I like the sound of that. Very much. I hug him. Bury my head in his shoulder. “I want that too.”
“Good.” He kisses my hair lightly.
“I’ll find a good place, hand in my notice after this Hector stuff settles, take my garden leave for the wedding and honeymoon stretch, and start back hopefully around November. Just in time for Christmas.”
He’s done “garden leave” before—everyone who works in the financial sector has to take a mandatory leave between jobs; it’s supposed to stop insider trading but it’s essentially a two-month paid vacation. This does sound like a pretty good plan. Good for him. But I could definitely take a few weeks away from my work too. We could make a thing of it, get some serious honeymooning done. I’m working on my first feature-length documentary right now but I’ll have completed the first stage of filming by the wedding, and then I should have a good three- to four-week gap before I start on the second stage. That three to four weeks could definitely work in our favor.
A warm feeling spreads through my chest. This is good. This will be better for us.
“Where shall we go?” he asks.
“Honeymoon?”
This is the first time we’ve really talked about it. It’s two months away now, the wedding. We’ve covered all of that but this we’ve left fresh. Untouched, like an unopened gift. But I guess now is as good a time as any to broach the subject. I’m excited by the possibility of it all. Having him all to myself for weeks.
“Let’s go crazy. It might be the last time we have the time or the money.” I throw it out there.
“Yes!” he shouts, matching my energy.
“Two weeks—no, three weeks?” I offer. I squint, thinking through the filming schedule and interviews I have to do. I can manage three.
“Now we’re talking. Caribbean? Maldives? Bora Bora?” he asks.
“Bora Bora. That sounds perfect. I have no idea where it is but it sounds glorious. Fuck it. First class? Can we do first class?”
He grins at me. “We can do first class. I’ll book it.”
“Great!” I’ve never flown first class before.
And then I say something I’ll probably live to regret.
“I’m going to scuba dive with you. When we go. I’ll try it again. Then we can go down together.” I say it because it seems like all I can give Mark to show him how much I love him. Like a cat with a dead mouse in its mouth. Whether he wants it or not, I drop it at his feet.

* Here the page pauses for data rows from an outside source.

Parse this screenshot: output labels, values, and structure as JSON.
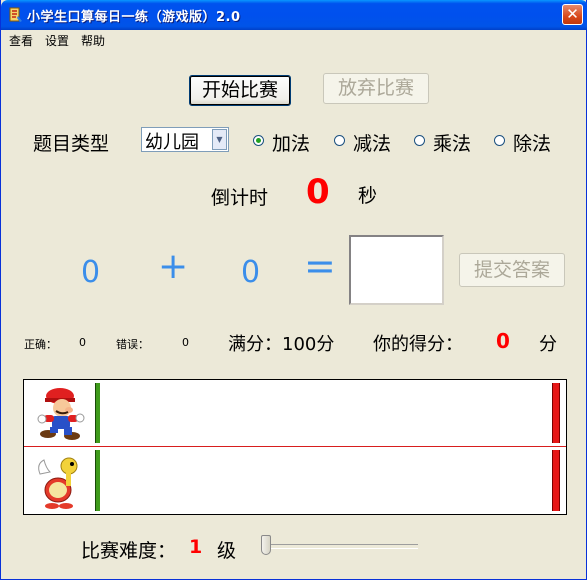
{
  "window": {
    "title": "小学生口算每日一练（游戏版）2.0",
    "close_glyph": "✕"
  },
  "menu": [
    "查看",
    "设置",
    "帮助"
  ],
  "buttons": {
    "start": "开始比赛",
    "give_up": "放弃比赛",
    "submit": "提交答案"
  },
  "question_type": {
    "label": "题目类型",
    "selected": "幼儿园",
    "options": [
      "加法",
      "减法",
      "乘法",
      "除法"
    ],
    "checked": "加法"
  },
  "countdown": {
    "label": "倒计时",
    "value": "0",
    "unit": "秒"
  },
  "problem": {
    "left": "0",
    "operator": "+",
    "right": "0",
    "equals": "=",
    "answer": ""
  },
  "score": {
    "correct_label": "正确：",
    "correct": "0",
    "wrong_label": "错误：",
    "wrong": "0",
    "full_label": "满分：100分",
    "yours_label": "你的得分：",
    "yours": "0",
    "unit": "分"
  },
  "race": {
    "player_icon": "mario-icon",
    "opponent_icon": "koopa-paratroopa-icon",
    "player_progress": 0,
    "opponent_progress": 0
  },
  "difficulty": {
    "label": "比赛难度：",
    "value": "1",
    "unit": "级",
    "slider_level": 0
  },
  "colors": {
    "accent_blue": "#3b8eea",
    "red": "#ff0000",
    "titlebar": "#0053ee"
  }
}
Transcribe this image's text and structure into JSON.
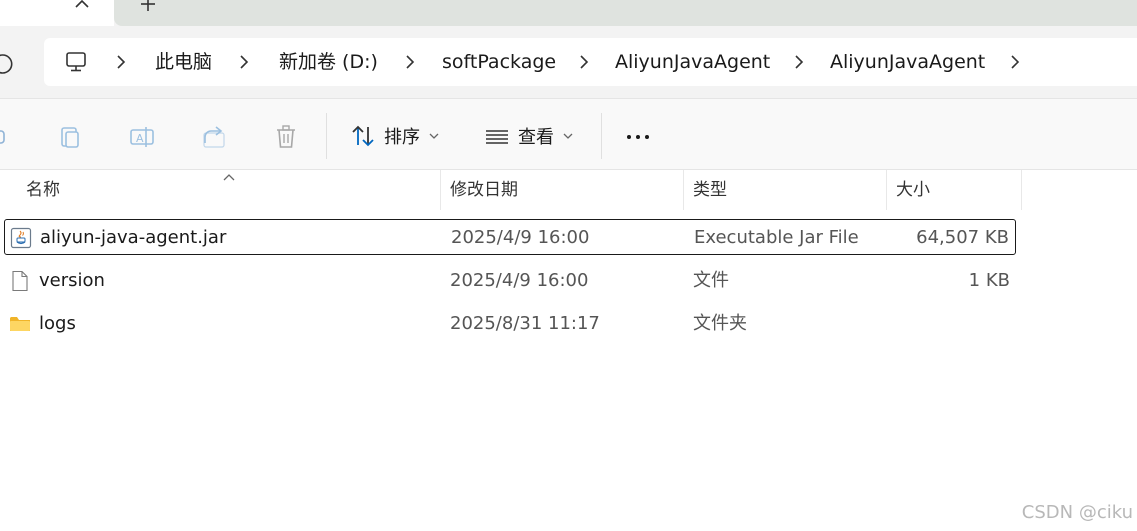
{
  "breadcrumb": {
    "items": [
      "此电脑",
      "新加卷 (D:)",
      "softPackage",
      "AliyunJavaAgent",
      "AliyunJavaAgent"
    ]
  },
  "toolbar": {
    "sort_label": "排序",
    "view_label": "查看"
  },
  "columns": {
    "name": "名称",
    "date": "修改日期",
    "type": "类型",
    "size": "大小"
  },
  "files": [
    {
      "name": "aliyun-java-agent.jar",
      "date": "2025/4/9 16:00",
      "type": "Executable Jar File",
      "size": "64,507 KB",
      "icon": "jar-file-icon",
      "selected": true
    },
    {
      "name": "version",
      "date": "2025/4/9 16:00",
      "type": "文件",
      "size": "1 KB",
      "icon": "file-icon",
      "selected": false
    },
    {
      "name": "logs",
      "date": "2025/8/31 11:17",
      "type": "文件夹",
      "size": "",
      "icon": "folder-icon",
      "selected": false
    }
  ],
  "watermark": "CSDN @ciku",
  "colors": {
    "accent": "#0067c0",
    "folder": "#f8c540",
    "selection_border": "#1a1a1a"
  }
}
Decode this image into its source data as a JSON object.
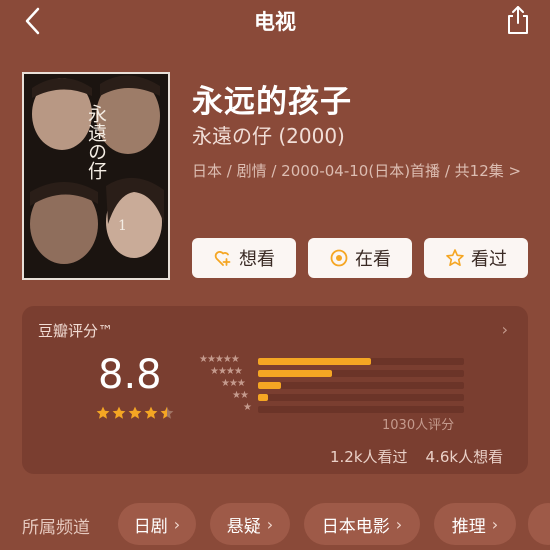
{
  "header": {
    "title": "电视",
    "back_icon": "chevron-left-icon",
    "share_icon": "share-icon"
  },
  "movie": {
    "title": "永远的孩子",
    "original_title": "永遠の仔 (2000)",
    "meta": "日本 / 剧情 / 2000-04-10(日本)首播 / 共12集 >",
    "poster_text": "永遠の仔",
    "poster_marker": "1"
  },
  "actions": [
    {
      "label": "想看",
      "icon": "heart-plus-icon"
    },
    {
      "label": "在看",
      "icon": "target-icon"
    },
    {
      "label": "看过",
      "icon": "star-outline-icon"
    }
  ],
  "rating": {
    "label": "豆瓣评分™",
    "score": "8.8",
    "stars_value": 4.5,
    "star_color": "#f5a623",
    "distribution": [
      {
        "stars": 5,
        "fraction": 0.55
      },
      {
        "stars": 4,
        "fraction": 0.36
      },
      {
        "stars": 3,
        "fraction": 0.11
      },
      {
        "stars": 2,
        "fraction": 0.05
      },
      {
        "stars": 1,
        "fraction": 0.0
      }
    ],
    "count_text": "1030人评分",
    "watched_text": "1.2k人看过",
    "want_text": "4.6k人想看"
  },
  "channels": {
    "label": "所属频道",
    "items": [
      "日剧",
      "悬疑",
      "日本电影",
      "推理"
    ]
  }
}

“Seriously?” He stares at me, concerned, the sunlight creasing his eyes, the breeze ruffling his dark hair. He wasn’t expecting that.
Mark’s a qualified diver. He’s been trying to get me to go with him on every trip we’ve ever been on together, but I’ve always chickened out. I had a bad experience once, before we met. I panicked. Nothing serious, but the whole idea really scares the shit out of me. I don’t like the idea of feeling trapped. The thought of the pressure and the slow underwater ascents fills me with dread. But I want to do this thing for him. New life together, new challenges.
I grin. “Yes, definitely!” I can do it. How hard can it be? Kids do it. I’ll be fine.